The link between Alzheimers and occupational therapy is a personal one for Michelle Stinson. It is the reason she decided to become a certified occupational therapy assistant.

 

Stinson’s grandmother, who helped raise her, was diagnosed with Alzheimer’s when Stinson was still a teenager. After watching how the disease that affects the nerve cells in the brain slowly took her grandmother’s life from her and how her grandmother’s occupational therapist worked to help her keep her independence for as long as possible, Stinson knew that the profession was meant for someone who was very special.

 

Occupational therapists help individuals with Alzheimers rework routines to keep the person with the illness engaged in activity, safe and able to maximize their quality of life.

 

“While we could, my family cared for her,” Stinson said. “I watched her go through therapy and what a difference it made with her and to our family.
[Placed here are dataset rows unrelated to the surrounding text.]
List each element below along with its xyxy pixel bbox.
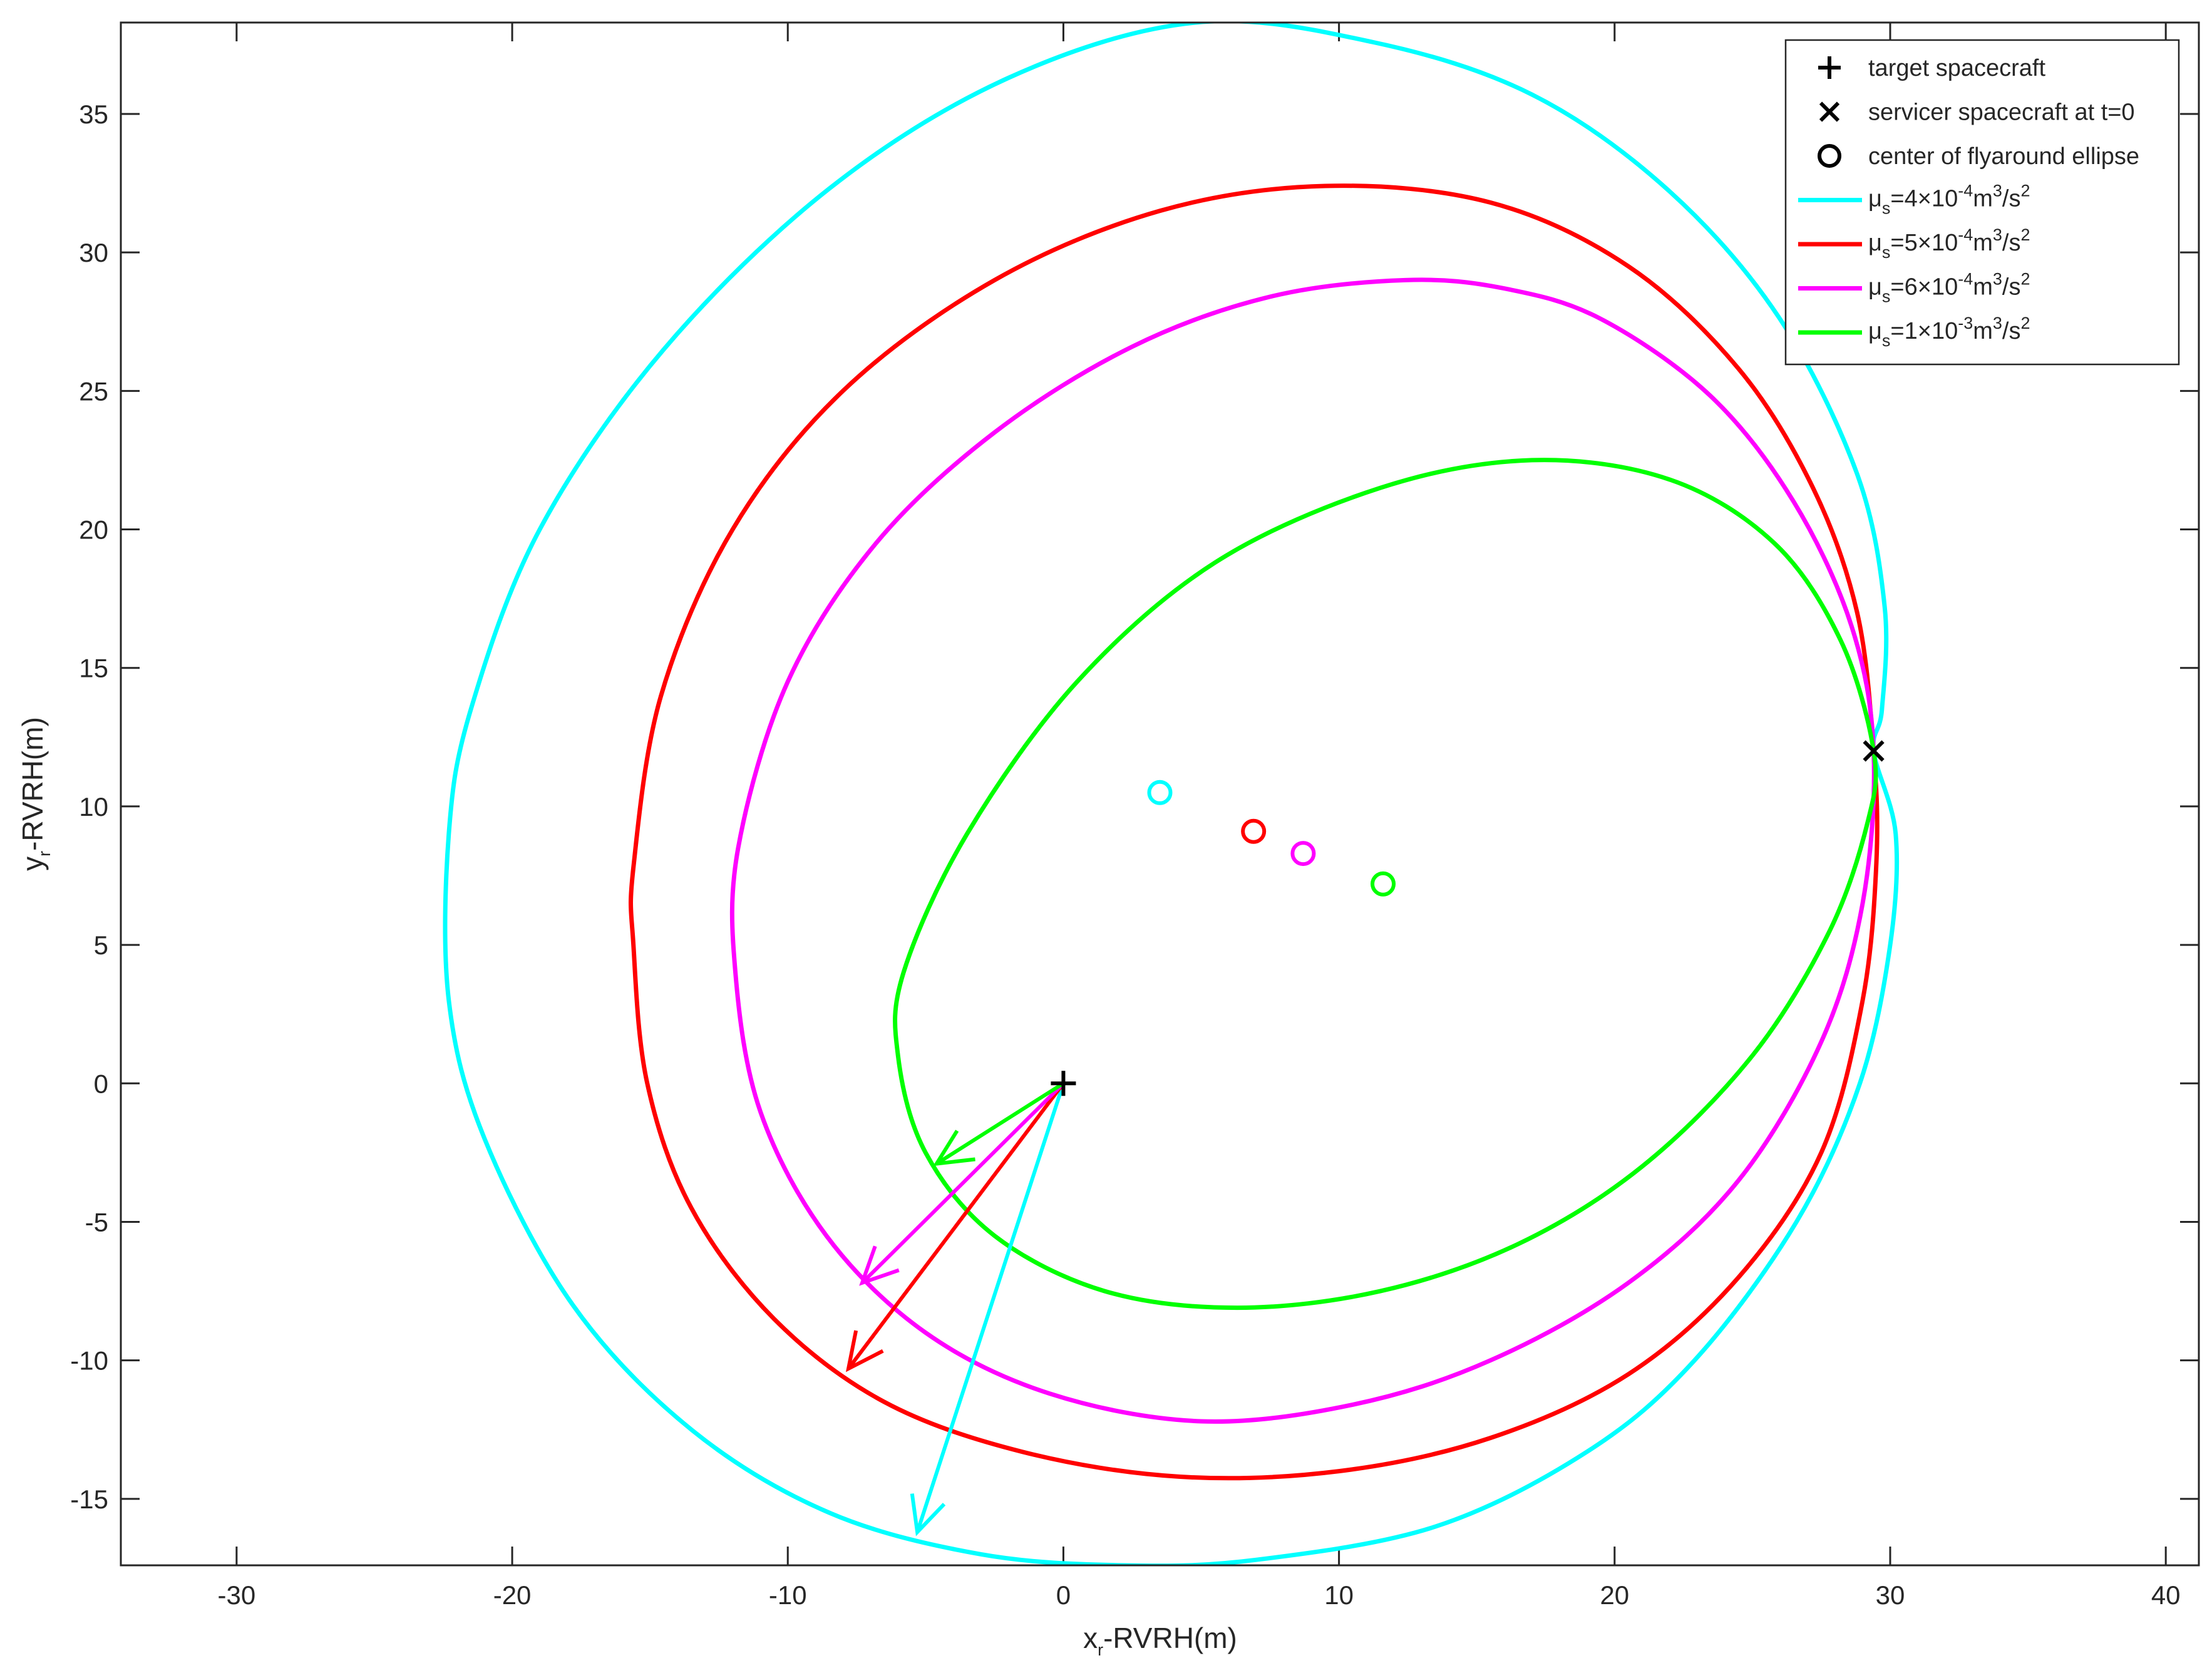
servicer-spacecraft-marker [1863,740,1885,762]
x-tick-label: 0 [1056,1580,1071,1610]
x-axis-label: xr-RVRH(m) [1083,1622,1237,1659]
ellipse-center-3 [1371,871,1396,897]
trajectory-curves [443,23,1900,1565]
arrow-shaft-1 [846,1082,1065,1370]
y-tick-label: -15 [70,1485,108,1514]
axis-ticks [121,23,2199,1565]
ellipse-center-0 [1147,780,1173,805]
x-tick-label: 20 [1600,1580,1629,1610]
legend-series-label-1: μs=5×10-4m3/s2 [1868,225,2030,262]
y-tick-label: 20 [79,515,108,545]
legend-cross-icon [1819,101,1840,122]
legend-series-label-2: μs=6×10-4m3/s2 [1868,270,2030,306]
legend-entry-label: target spacecraft [1868,55,2045,81]
legend-series-label-0: μs=4×10-4m3/s2 [1868,182,2030,218]
trajectory-series-2 [729,277,1876,1424]
arrow-head-3 [933,1130,975,1166]
x-tick-label: -30 [218,1580,256,1610]
spacecraft-markers [1051,740,1885,1096]
x-tick-label: -20 [493,1580,532,1610]
y-tick-label: 15 [79,654,108,683]
legend-circle-icon [1818,144,1841,168]
y-tick-label: 0 [94,1069,108,1098]
arrow-shaft-2 [860,1082,1065,1284]
y-tick-label: -10 [70,1346,108,1376]
legend: target spacecraft servicer spacecraft at … [1784,39,2180,366]
arrow-head-1 [845,1330,884,1372]
arrow-shaft-0 [915,1083,1066,1533]
arrow-head-0 [910,1493,946,1537]
y-tick-label: 35 [79,100,108,129]
ellipse-center-2 [1290,841,1316,867]
y-tick-label: 30 [79,238,108,267]
trajectory-series-3 [893,458,1878,1310]
trajectory-series-0 [443,23,1900,1565]
x-tick-label: 30 [1876,1580,1905,1610]
y-tick-label: 5 [94,930,108,960]
ellipse-centers [1147,780,1396,897]
ellipse-center-1 [1241,818,1267,844]
y-axis-label: yr-RVRH(m) [16,717,54,871]
arrow-vectors [845,1081,1066,1537]
x-tick-label: -10 [769,1580,807,1610]
y-tick-label: 10 [79,792,108,821]
trajectory-series-1 [629,183,1880,1481]
arrow-head-2 [859,1245,900,1286]
y-tick-label: -5 [85,1207,108,1237]
legend-entry-label: servicer spacecraft at t=0 [1868,100,2135,126]
x-tick-label: 10 [1324,1580,1354,1610]
tick-labels: -30 -20 -10 0 10 20 30 40 -15 -10 -5 0 5 10 15 20 25 30 35 [70,100,2180,1610]
legend-entry-label: center of flyaround ellipse [1868,143,2139,170]
x-tick-label: 40 [2151,1580,2181,1610]
y-tick-label: 25 [79,376,108,406]
arrow-shaft-3 [935,1081,1065,1166]
plot-frame [120,21,2200,1567]
legend-series-label-3: μs=1×10-3m3/s2 [1868,314,2030,350]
So when I graduated and went to college, I did not know what I was doing. My college had an occupational therapy program, so I decided that I wanted to do what they did. I got into it.”

 

Now Stinson works at The Rehabilitation Center in Sherman, and she says that the best thing families can do is to get their loved ones in therapy as soon as they are diagnosed with the degenerative disease. TRC hosts a free Alzheimer’s support group at 6 p.m. the first Thursday of each month at the facility, located at 1216 Hillcrest Drive in Sherman.

 

“I do not get to deal with Alzheimer’s care much here,” she says. “The way that Alzheimer’s works typically is that initially, a caregiver is able to care for them at home. Since Alzheimer’s is a progressive disease, when it runs its course, they require a lot of care. That usually means a facility. So many people with Alzheimer’s require a facility or end up being homebound with 24-hour care.”

 

Since TRC is an outpatient facility, therapists there do not get to see individuals as much as they could.

 

“I do think we could help people in the community if they knew what we could do for Alzheimer’s in the early stages before they get to that point,” she says. “Some of the things you can do for Alzheimer’s earlier in the process is their forgetfulness and their ability to remember things.”

 

Occupational therapists help people with their activities of daily living, or ADLs.

 

“These are the things you do to function in daily life,” Stinson says. “It is getting dressed, grooming, using the bathroom, to the higher things like cooking and cleaning. It is also going out in the community and doing shopping. It is taking your medicines. The things that help make you independent are the things that individuals start to lose.”

 

Where occupational therapists help individuals with Alzheimers is maintaining and acquiring skills as much as they can for as long as they can.

 

“We can teach their family strategies so the person can do it themselves and so they can learn it in a different way,” Stinson explains. “We can also teach them how to just provide a little assistance like set up of their clothes. Maybe we can help them learn verbal cues. Some people get to the point where you have to say, ‘Okay, put your arm through the sleeve.’ It kind of goes back to what Alzheimer’s ends up being. It is like when you have your preschooler or your toddler and they are learning how to get dressed. That kind of assistance may be what an individual is needing from you. We can assist families.”

 

A big part of care is education for families. Occupational therapists can help educate them on how to help their loved ones on ways to adapt to keep them safe.

 

“Some things include having to unplug your stove and some things come with giving them a pill organizer so they do not have to take all their pills out and remember which ones they have to take at certain times,” Stinson says. “You can help with check off lists and writing things down that they can refer back to and use a calendar. We can help them with these things until they get to the point where the disease progresses past that.”

 

Support comes in many forms.

 

“We can also talk to them about the resources that can help them further,” Stinson says. “We are also there to help them through it. Being therapists, we are not counselors, but we can also be there and listen and support them.”